In this LawFlash, our white collar litigation and government investigations team unpacks the fiscal year 2019 False Claims Act (FCA) recovery statistics recently announced by the US Department of Justice. At $2.6 billion in recoveries, 2019 marked the 10th consecutive year that healthcare industry recoveries exceeded $2 billion. To that end, the team addresses the largest recoveries involving healthcare and notes that “enforcement, mostly driven by qui tam filings, remains robust.”

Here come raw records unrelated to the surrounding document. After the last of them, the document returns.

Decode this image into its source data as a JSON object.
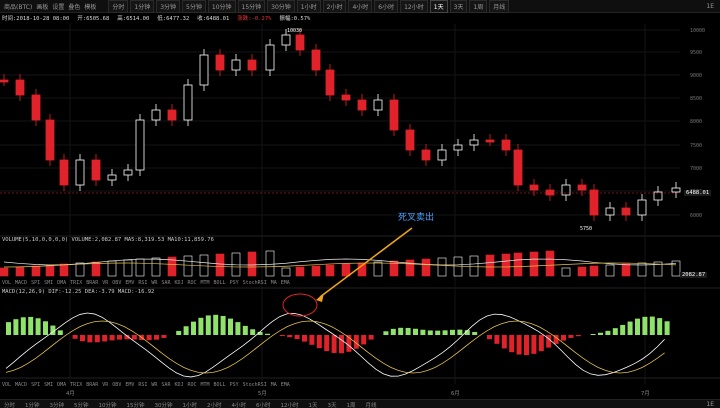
{
  "toolbar": {
    "items": [
      "商品(BTC)",
      "画板",
      "设置",
      "叠色",
      "模板"
    ],
    "timeframes": [
      "分时",
      "1分钟",
      "3分钟",
      "5分钟",
      "10分钟",
      "15分钟",
      "30分钟",
      "1小时",
      "2小时",
      "4小时",
      "6小时",
      "12小时",
      "1天",
      "3天",
      "1周",
      "月线"
    ],
    "selected_tf": "1天",
    "right": "1E"
  },
  "info": {
    "time": "时间:2018-10-28 08:00",
    "open": "开:6505.68",
    "high": "高:6514.00",
    "low": "低:6477.32",
    "close": "收:6488.01",
    "change": "涨跌:-0.27%",
    "amplitude": "振幅:0.57%"
  },
  "price_axis": {
    "labels": [
      "10000",
      "9500",
      "9000",
      "8500",
      "8000",
      "7500",
      "7000",
      "6500",
      "6000"
    ]
  },
  "price_tag": "6488.01",
  "high_mark": "10030",
  "low_mark": "5750",
  "volume_label": "VOLUME(5,10,0,0,0,0)  VOLUME:2,082.87  MA5:8,319.53  MA10:11,859.76",
  "volume_tag": "2082.87",
  "macd_label": "MACD(12,26,9)  DIF:-12.25  DEA:-3.79  MACD:-16.92",
  "indicator_tabs": [
    "VOL",
    "MACD",
    "SPI",
    "SMI",
    "DMA",
    "TRIX",
    "BRAR",
    "VR",
    "OBV",
    "EMV",
    "RSI",
    "WR",
    "SAR",
    "KDJ",
    "ROC",
    "MTM",
    "BOLL",
    "PSY",
    "StochRSI",
    "MA",
    "EMA"
  ],
  "annotation": "死叉卖出",
  "bottom": {
    "months": [
      "4月",
      "5月",
      "6月",
      "7月"
    ],
    "tabs": [
      "分时",
      "1分钟",
      "3分钟",
      "5分钟",
      "10分钟",
      "15分钟",
      "30分钟",
      "1小时",
      "2小时",
      "4小时",
      "6小时",
      "12小时",
      "1天",
      "3天",
      "1周",
      "月线"
    ],
    "right": "1E"
  },
  "colors": {
    "up": "#ffffff",
    "down": "#e0222a",
    "macd_up": "#8fe36a",
    "annotation": "#4aa3ff",
    "arrow": "#f2a51a"
  }
}
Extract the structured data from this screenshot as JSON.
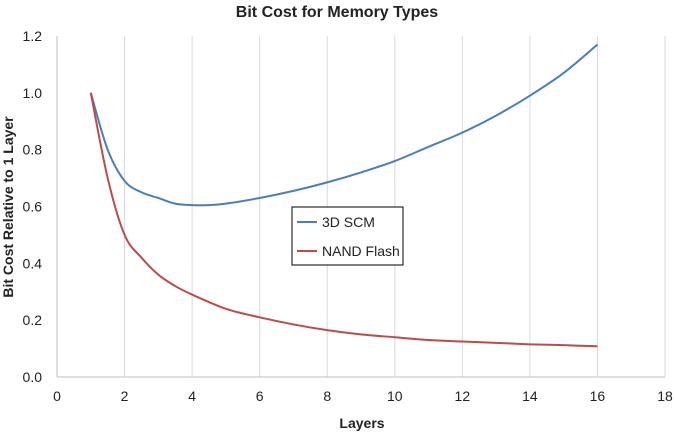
{
  "chart_data": {
    "type": "line",
    "title": "Bit Cost for Memory Types",
    "xlabel": "Layers",
    "ylabel": "Bit Cost Relative to 1 Layer",
    "xlim": [
      0,
      18
    ],
    "ylim": [
      0,
      1.2
    ],
    "xticks": [
      0,
      2,
      4,
      6,
      8,
      10,
      12,
      14,
      16,
      18
    ],
    "yticks": [
      "0.0",
      "0.2",
      "0.4",
      "0.6",
      "0.8",
      "1.0",
      "1.2"
    ],
    "grid": "vertical",
    "legend_position": "center",
    "series": [
      {
        "name": "3D SCM",
        "color": "#4a7ebb",
        "x": [
          1,
          1.5,
          2,
          2.5,
          3,
          3.5,
          4,
          4.5,
          5,
          6,
          7,
          8,
          9,
          10,
          11,
          12,
          13,
          14,
          15,
          16
        ],
        "y": [
          1.0,
          0.8,
          0.69,
          0.65,
          0.63,
          0.61,
          0.605,
          0.605,
          0.61,
          0.63,
          0.655,
          0.685,
          0.72,
          0.76,
          0.81,
          0.86,
          0.92,
          0.99,
          1.07,
          1.17
        ]
      },
      {
        "name": "NAND Flash",
        "color": "#be4b48",
        "x": [
          1,
          1.5,
          2,
          2.5,
          3,
          3.5,
          4,
          5,
          6,
          7,
          8,
          9,
          10,
          11,
          12,
          13,
          14,
          15,
          16
        ],
        "y": [
          1.0,
          0.7,
          0.5,
          0.42,
          0.36,
          0.32,
          0.29,
          0.24,
          0.21,
          0.185,
          0.165,
          0.15,
          0.14,
          0.13,
          0.125,
          0.12,
          0.115,
          0.112,
          0.108
        ]
      }
    ]
  }
}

The Medicare Payment Advisory Commission (MedPAC), which advises Congress on Medicare issues, recently finalized and approved a series of recommended updates on January 16 that include payment reductions for hospice and home health.
MedPAC recommendation: Hold Medicare base payment rates for hospice steady with no increase, and wage-adjust and reduce the hospice aggregate cap by 20%.
MedPAC addressed its concerns that “hospice payment rates may be higher than needed to ensure appropriate access to care” and recommended no payment update for hospice in fiscal year 2021. With respect to the aggregate cap, MedPAC recommended a wage-adjusted cap to improve equity across providers because high-wage-index areas are more likely to exceed the cap than low-wage-index areas (e.g., a hospice in San Francisco will reach the aggregate cap more quickly than one in Topeka, Kansas). MedPAC further asserted that a 20% cap reduction will improve payment accuracy by focusing payment reductions on hospices with long stays and high margins, characterized by MedPAC in its December meeting as “disproportionately for-profit, freestanding, urban, small and newer entrants into the Medicare program.” If adopted, this would be the first major aggregate cap change in many years.
MedPAC recommendation: Reduce the calendar year (CY) 2020 Medicare base payment rate for home health agencies by 7%.
While acknowledging major revisions to home health payments in 2020, including a new unit of payment (Patient-Driven Groupings Model (PDGM)), the removal of therapy as a payment factor, and a new case mix system, MedPAC officials cautioned in the December meeting that Medicare has a history of overpaying for home health “since the PPS was established.” To that end, MedPAC commissioners voted in January to recommend that Congress reduce the CY 2020 Medicare base payment rate for home health agencies by 7% for CY 2021. Noting “home health payment adequacy indicators are positive,” MedPAC officials concluded that their recommended reduction “should not affect the willingness of providers to serve beneficiaries.” However, the agency also recognized that it “may increase cost pressures for some providers.”
The recommendations will be included in the MedPAC’s March 2020 report to Congress on Medicare payment policy. Mandated by law, these reports hold great sway with Congress and the Centers for Medicare and Medicaid Services (CMS). However, neither Congress nor CMS is required to follow the MedPAC recommendations.